Пионерский сбор с обсуждением вруна Столбова состоялся в первую неделю третьей четверти. Только отца не было на обсуждении и мама не смогла прийти: у неё «полетела» какая-то установка — и она задержалась на работе.

А тут ещё на обсуждение пригласили учителя литературы Бориса Степановича, единственного учителя, который относился к Петьке серьёзно и даже один раз его хвалил за фантазию и находчивость. Но Петьке от того легче не было.

Петька смотрел на негодующий класс, и ему казалось, что ребята говорят не о нём.

— Ребята, — сказал Петька, — я теперь совсем другой. Тут так много всего за каникулы произошло! Я совсем переменился, честное слово.

И он начал рассказывать про болото, про скит и про книги… Сначала его слушали завороженно. У второгодника Сапогова прямо глаза на лоб вылезали и рот открывался так, что казалось, он нижней челюстью парту зацепит. Но когда Петька стал рассказывать, как он тащил Антипу шесть километров, Борис Степанович — сам Борис Степанович! — покачал головой:

— Нет, Столбов, ты неисправим!

Все будто очнулись.

— Староверский скит! Ха-ха-ха! — захохотал второгодник Сапогов. — Вот умора! Деревянное царство!

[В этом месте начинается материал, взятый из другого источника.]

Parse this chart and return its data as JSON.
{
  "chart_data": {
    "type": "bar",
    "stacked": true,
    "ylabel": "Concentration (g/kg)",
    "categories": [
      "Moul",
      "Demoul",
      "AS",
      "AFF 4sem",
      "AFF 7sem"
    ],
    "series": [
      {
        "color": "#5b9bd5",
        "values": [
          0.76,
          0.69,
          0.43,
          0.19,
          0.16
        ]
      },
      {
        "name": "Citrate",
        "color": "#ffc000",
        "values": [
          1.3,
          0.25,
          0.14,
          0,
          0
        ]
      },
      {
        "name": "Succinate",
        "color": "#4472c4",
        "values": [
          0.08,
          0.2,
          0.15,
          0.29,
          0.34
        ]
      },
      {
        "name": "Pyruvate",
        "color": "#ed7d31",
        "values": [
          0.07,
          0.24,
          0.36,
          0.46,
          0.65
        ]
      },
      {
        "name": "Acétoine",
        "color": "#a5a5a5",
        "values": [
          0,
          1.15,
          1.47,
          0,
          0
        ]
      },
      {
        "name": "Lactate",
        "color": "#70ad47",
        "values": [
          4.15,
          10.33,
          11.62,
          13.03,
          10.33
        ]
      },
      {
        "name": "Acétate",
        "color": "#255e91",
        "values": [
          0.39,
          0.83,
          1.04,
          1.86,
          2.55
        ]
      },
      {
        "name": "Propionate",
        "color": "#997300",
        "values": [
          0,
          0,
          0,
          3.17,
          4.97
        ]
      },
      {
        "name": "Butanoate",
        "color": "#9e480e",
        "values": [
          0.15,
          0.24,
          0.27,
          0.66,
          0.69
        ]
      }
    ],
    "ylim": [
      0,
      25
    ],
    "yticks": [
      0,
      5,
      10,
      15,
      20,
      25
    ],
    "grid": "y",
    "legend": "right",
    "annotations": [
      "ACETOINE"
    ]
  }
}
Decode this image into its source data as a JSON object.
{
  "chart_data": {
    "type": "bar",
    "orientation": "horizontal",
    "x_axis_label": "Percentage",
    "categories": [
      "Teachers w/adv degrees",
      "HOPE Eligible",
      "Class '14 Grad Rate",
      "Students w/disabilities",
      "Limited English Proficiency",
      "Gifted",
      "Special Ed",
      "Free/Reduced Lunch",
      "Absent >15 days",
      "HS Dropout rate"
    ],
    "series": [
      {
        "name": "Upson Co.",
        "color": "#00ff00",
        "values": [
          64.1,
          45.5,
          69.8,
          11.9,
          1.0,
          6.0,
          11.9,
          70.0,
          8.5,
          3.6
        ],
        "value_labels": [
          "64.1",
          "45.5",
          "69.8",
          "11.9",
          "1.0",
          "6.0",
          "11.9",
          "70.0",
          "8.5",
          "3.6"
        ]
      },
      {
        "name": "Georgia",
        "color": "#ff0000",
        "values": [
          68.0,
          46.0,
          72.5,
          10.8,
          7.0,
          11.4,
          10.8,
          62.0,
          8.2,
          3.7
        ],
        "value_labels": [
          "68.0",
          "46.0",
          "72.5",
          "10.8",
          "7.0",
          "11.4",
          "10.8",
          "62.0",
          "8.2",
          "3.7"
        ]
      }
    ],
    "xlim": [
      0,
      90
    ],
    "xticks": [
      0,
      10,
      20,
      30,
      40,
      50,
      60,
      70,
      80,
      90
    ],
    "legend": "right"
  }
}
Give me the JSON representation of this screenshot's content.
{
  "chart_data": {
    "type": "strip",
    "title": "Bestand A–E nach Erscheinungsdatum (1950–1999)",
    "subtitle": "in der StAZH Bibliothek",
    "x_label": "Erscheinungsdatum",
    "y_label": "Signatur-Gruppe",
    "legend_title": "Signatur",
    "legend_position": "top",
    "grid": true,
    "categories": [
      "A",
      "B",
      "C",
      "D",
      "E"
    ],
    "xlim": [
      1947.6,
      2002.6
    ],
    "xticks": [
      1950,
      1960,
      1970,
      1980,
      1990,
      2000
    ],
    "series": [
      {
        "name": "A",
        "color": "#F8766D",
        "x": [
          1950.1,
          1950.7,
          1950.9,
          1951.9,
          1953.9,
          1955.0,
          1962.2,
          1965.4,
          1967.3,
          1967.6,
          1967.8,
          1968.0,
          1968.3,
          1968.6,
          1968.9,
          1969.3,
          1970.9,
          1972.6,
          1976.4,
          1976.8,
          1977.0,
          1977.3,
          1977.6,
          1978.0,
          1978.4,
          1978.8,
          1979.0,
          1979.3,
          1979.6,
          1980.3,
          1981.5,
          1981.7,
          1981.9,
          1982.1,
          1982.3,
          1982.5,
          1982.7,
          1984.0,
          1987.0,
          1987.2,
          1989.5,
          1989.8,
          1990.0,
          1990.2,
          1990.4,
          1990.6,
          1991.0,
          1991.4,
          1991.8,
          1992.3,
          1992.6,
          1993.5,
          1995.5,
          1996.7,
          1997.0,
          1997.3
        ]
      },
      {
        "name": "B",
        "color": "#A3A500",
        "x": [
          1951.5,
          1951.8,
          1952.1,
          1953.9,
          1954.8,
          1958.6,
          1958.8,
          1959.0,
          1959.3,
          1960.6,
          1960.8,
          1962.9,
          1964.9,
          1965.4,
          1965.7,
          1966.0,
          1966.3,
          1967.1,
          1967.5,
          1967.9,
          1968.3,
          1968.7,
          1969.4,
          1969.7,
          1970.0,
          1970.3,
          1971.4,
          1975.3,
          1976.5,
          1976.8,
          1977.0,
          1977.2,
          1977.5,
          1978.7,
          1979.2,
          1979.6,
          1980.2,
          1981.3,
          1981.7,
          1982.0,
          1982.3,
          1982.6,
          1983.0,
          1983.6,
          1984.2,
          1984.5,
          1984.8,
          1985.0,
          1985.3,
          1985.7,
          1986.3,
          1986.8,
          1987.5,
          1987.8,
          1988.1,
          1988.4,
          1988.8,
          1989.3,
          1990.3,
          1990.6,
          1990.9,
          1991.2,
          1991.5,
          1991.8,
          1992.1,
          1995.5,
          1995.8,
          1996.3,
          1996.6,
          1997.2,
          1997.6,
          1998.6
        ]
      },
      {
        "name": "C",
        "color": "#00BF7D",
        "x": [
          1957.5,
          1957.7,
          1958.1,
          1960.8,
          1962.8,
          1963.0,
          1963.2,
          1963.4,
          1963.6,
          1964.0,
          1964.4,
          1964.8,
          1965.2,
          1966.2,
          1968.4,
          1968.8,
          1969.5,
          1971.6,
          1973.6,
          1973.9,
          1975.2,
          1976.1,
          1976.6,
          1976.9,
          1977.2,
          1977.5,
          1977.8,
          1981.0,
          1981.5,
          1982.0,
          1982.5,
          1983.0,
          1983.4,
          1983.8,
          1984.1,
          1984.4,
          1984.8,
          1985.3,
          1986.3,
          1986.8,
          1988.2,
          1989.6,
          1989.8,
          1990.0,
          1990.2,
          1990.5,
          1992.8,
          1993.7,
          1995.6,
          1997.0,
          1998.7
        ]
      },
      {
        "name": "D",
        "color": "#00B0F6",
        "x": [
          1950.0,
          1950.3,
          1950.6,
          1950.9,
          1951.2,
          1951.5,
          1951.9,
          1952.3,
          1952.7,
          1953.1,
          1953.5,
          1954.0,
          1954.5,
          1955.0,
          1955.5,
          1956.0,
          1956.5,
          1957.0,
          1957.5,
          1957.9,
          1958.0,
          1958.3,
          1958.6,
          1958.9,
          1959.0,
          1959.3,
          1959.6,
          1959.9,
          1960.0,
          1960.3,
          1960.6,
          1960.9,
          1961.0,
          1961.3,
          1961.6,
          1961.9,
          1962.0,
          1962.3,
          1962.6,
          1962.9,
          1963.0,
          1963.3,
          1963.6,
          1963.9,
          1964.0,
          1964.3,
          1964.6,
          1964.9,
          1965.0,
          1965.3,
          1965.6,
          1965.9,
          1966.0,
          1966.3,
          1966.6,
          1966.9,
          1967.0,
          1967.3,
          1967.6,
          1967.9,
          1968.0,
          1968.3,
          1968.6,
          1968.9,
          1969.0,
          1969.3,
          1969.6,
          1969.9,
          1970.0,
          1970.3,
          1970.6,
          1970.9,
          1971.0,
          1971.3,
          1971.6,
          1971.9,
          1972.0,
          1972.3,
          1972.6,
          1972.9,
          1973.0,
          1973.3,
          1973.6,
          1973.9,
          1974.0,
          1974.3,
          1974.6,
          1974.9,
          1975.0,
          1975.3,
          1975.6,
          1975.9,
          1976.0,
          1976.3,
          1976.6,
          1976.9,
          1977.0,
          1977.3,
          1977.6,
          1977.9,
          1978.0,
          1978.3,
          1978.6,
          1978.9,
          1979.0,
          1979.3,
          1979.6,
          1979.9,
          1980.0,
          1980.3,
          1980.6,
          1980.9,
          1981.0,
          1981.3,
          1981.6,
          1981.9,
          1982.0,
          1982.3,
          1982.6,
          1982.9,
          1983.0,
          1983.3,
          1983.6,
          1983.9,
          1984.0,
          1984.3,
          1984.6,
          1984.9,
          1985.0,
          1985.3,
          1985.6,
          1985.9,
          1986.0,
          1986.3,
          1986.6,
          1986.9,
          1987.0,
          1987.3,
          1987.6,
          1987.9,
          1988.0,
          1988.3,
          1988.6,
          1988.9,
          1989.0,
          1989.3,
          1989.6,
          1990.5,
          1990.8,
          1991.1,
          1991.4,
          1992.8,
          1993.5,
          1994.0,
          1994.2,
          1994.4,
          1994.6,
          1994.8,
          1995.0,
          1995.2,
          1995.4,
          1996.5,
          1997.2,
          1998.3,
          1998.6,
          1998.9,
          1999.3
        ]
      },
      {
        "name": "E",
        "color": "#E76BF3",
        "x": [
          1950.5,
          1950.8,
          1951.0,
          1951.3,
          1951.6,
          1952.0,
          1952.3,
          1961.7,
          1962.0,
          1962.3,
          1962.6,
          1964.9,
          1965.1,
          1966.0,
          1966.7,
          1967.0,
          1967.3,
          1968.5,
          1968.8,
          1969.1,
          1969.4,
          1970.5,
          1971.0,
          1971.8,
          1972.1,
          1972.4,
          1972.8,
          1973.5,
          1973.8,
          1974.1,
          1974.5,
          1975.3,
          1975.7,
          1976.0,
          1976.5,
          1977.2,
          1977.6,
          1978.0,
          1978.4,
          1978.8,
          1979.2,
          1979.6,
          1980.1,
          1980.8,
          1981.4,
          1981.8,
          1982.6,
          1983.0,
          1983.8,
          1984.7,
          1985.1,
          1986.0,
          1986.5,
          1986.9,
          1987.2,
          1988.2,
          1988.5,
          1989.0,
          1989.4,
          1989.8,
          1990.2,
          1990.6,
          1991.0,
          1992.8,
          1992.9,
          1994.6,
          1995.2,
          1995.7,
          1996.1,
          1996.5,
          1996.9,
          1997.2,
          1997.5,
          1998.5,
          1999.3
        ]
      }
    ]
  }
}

И вслед за ним захохотал весь класс. Даже Панама смеялся! Даже Маша Уголькова! Даже Борис Степанович!

Петька смотрел, как дёргаются от смеха ребята, как Сапогов, дубина Сапогов, валится с парты, и вся эта картина заволакивалась у него туманом. Класс стал стихать, потому что увидел: всем известный врун Столбов… плачет. Ребята растерялись. И никто не задерживал Петьку, никто не побежал за ним, когда он взял портфель и медленно вышел из класса.

Он шёл длинным коридором, и ему хотелось назад в деревню, туда, где он был нужен. Где никто не смеялся над его рассказами.

Он очнулся, когда за плечи его обнял Борис Степанович.

— Петя, — сказал он. — Неужели ты говорил правду?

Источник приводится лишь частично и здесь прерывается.